Mam Pan racje, szkoda czasu na gadanie, zamowienie poszlo :)
Jak to jest z koszulka z Johnem W., bo moglem dodac dwie (zrobilem to dla proby a pozniej wycofalem sie) do koszyka, "L" i "XL", a w opisie jest info, ze zostala tylko jedna sztuka? Czyli jaki rozmiar zostal?

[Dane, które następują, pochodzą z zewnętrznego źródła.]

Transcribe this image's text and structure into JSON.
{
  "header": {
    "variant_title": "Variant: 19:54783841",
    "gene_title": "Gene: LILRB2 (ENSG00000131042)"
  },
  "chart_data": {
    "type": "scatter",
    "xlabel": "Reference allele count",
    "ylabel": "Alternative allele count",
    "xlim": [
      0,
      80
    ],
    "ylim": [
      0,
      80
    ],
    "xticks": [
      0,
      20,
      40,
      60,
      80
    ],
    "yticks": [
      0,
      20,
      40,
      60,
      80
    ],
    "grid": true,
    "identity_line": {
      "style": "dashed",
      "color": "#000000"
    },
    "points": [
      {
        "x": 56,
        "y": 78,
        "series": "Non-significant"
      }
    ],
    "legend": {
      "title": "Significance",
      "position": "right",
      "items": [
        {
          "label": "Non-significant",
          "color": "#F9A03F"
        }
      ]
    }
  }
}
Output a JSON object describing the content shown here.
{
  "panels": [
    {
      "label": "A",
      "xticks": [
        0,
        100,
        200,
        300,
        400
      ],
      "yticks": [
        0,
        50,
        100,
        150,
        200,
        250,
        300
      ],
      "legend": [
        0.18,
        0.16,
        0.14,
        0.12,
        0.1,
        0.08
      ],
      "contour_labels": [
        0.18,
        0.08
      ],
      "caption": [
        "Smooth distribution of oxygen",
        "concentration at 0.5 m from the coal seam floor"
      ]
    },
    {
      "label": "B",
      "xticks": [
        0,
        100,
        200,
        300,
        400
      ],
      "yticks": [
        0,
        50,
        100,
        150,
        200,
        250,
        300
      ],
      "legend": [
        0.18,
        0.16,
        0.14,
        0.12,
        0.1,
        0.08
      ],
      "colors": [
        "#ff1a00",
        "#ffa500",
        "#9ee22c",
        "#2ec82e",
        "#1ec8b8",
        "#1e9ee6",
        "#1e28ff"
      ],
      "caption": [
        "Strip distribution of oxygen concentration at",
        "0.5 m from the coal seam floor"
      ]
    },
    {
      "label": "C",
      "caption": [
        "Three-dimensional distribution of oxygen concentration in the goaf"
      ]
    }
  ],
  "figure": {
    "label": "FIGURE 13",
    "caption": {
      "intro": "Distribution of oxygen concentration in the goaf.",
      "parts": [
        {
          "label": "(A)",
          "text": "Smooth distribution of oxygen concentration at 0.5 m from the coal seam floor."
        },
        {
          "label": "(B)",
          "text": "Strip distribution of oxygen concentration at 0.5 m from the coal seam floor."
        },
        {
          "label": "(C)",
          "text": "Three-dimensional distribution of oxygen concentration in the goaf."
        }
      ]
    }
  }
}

Przy okazji - dla faceta 182, normalnej budowy.
![]() |
Pointblack @zkr 13 grudnia 2024 17:28 |
13 grudnia 2024 18:30 |
Tam był chyba błąd. Mam dwie L i dwie XL. Już poprawiłem. Powinno już działać. Ja mam 183 i noszę L (jestem normalnej budowy). XL jest nieco dłuższe, ale też dla osoby nieco szerszej.;-)
![]() |
zkr @Pointblack 13 grudnia 2024 18:30 |
13 grudnia 2024 18:34 |
No to nie gadam dalej i zamawiam :)
P.S. Widze, ze nie ma platnosci karta czy sie myle?
![]() |
Starybelf @Pointblack |
13 grudnia 2024 18:46 |
Kłaniając się czapką do ziemi, po polsku - za świetną pracę, muszę dodać, że brakuje mi dwóch postaci: Carlosa Santany i Steve Lukathera. To tak ode mnie, czekając na wizerunki.
Pozdrowienia.
![]() |
Pointblack @zkr 13 grudnia 2024 18:34 |
13 grudnia 2024 19:08 |
Nie pamietam. Jest bramka szybkiej płatości i Blik. Poza tym na stronie jest numer konta w zakładce „dostawa i płatności”
![]() |
Pointblack @Starybelf 13 grudnia 2024 18:46 |
13 grudnia 2024 19:09 |
Lukather jest wspomniany w jednym rozdziale, a Carlos się nie załapał bo... może nagrabił sobie płytą Supernatural. ;-)))
Pozdrawiam!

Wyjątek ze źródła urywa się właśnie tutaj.